Little surprise that he finds the most rewarding subjects to be villains – Nixon and yes, Trump. One cartoon in the studio shows the current President awakening the sleeping figure of ‘Ugly America’ with a kiss (pictured, below). It was drawn well before this summer’s civil unrest in Charlottesville. Where does he start, on the page? “The face, usually the eyes. Trump’s eyebrow, in that case.” He points to the cartoon I am admiring. Does he impersonate his subjects? “Sometimes I hear the voice in my head,” he replies. “If you notice with Trump, he has a manner of raising his fingers to add emphasis to his words. At the start of my career, I used to draw in every dimple and pore, now it’s more about the overall shape. The simpler my message, the more chance it stands of whacking you in the face.”
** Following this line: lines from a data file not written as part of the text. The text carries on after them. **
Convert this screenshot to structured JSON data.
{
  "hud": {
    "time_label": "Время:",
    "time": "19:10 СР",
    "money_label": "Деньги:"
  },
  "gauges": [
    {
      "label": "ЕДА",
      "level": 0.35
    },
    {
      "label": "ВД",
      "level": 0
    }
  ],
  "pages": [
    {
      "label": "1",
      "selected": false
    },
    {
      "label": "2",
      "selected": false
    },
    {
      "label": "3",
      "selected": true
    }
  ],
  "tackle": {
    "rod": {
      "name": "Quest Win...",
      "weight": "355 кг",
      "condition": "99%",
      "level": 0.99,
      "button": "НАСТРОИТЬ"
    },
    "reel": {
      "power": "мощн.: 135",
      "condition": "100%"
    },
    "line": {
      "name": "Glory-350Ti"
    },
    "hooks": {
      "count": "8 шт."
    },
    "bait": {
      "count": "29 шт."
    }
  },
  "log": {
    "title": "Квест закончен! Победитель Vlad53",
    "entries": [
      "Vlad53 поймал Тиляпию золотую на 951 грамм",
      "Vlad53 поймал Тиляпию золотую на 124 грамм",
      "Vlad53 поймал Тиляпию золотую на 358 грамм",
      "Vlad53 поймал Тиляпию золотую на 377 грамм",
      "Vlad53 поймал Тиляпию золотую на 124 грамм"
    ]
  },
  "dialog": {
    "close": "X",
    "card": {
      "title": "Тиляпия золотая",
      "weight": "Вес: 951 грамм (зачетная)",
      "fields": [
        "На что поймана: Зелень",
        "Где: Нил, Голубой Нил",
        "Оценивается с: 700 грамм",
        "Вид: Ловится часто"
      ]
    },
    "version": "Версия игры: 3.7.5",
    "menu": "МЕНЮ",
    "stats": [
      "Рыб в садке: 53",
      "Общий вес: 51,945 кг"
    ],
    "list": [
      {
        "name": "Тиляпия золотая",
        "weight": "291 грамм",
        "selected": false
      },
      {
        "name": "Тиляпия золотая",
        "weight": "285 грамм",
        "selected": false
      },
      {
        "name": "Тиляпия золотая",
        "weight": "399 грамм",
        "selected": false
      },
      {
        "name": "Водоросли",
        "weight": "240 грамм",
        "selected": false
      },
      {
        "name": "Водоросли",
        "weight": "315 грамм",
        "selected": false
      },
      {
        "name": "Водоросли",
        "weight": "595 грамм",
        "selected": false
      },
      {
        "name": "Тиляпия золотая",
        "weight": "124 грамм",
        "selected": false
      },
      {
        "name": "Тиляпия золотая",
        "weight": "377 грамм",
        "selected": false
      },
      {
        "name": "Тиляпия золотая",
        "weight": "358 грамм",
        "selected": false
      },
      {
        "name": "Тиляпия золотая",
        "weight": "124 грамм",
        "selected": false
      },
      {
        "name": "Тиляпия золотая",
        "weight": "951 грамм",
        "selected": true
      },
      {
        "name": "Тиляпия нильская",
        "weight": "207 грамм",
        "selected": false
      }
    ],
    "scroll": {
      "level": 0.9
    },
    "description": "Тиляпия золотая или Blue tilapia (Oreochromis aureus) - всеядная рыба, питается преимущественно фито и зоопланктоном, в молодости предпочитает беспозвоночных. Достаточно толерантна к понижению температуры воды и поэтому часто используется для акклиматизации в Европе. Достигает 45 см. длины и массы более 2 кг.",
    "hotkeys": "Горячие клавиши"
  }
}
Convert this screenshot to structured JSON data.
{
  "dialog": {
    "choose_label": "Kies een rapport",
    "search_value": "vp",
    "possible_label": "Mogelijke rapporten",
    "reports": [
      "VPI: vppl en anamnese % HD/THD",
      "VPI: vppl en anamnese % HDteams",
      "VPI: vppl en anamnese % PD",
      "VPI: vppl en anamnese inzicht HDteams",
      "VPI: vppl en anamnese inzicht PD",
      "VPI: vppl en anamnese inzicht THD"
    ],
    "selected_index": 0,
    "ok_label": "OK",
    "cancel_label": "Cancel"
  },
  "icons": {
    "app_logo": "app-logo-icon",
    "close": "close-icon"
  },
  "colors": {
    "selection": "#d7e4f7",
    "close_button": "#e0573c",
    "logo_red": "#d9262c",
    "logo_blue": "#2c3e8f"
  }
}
His work has, if anything, become more energetic and acerbic as his life has gone on. This is refreshing in a world where many occupations and disciplines are closed off to practitioners beyond a certain age. ‘Caricare’ (in Italian) means to load up, and the exaggeration in cartoons has caused them to be considered a lesser art form by some. Scarfe points out that in many a Chelsea home, the cartoons are in the lavatory; the Hockney is in the living room. Yet the success of a recent sale of his work at Sotheby’s suggests that any such distinction is misplaced. Yes, these cartoons sometimes “whack us in the face”, but – like all great forms of art – they prompt us to deepen our perception of the wider world.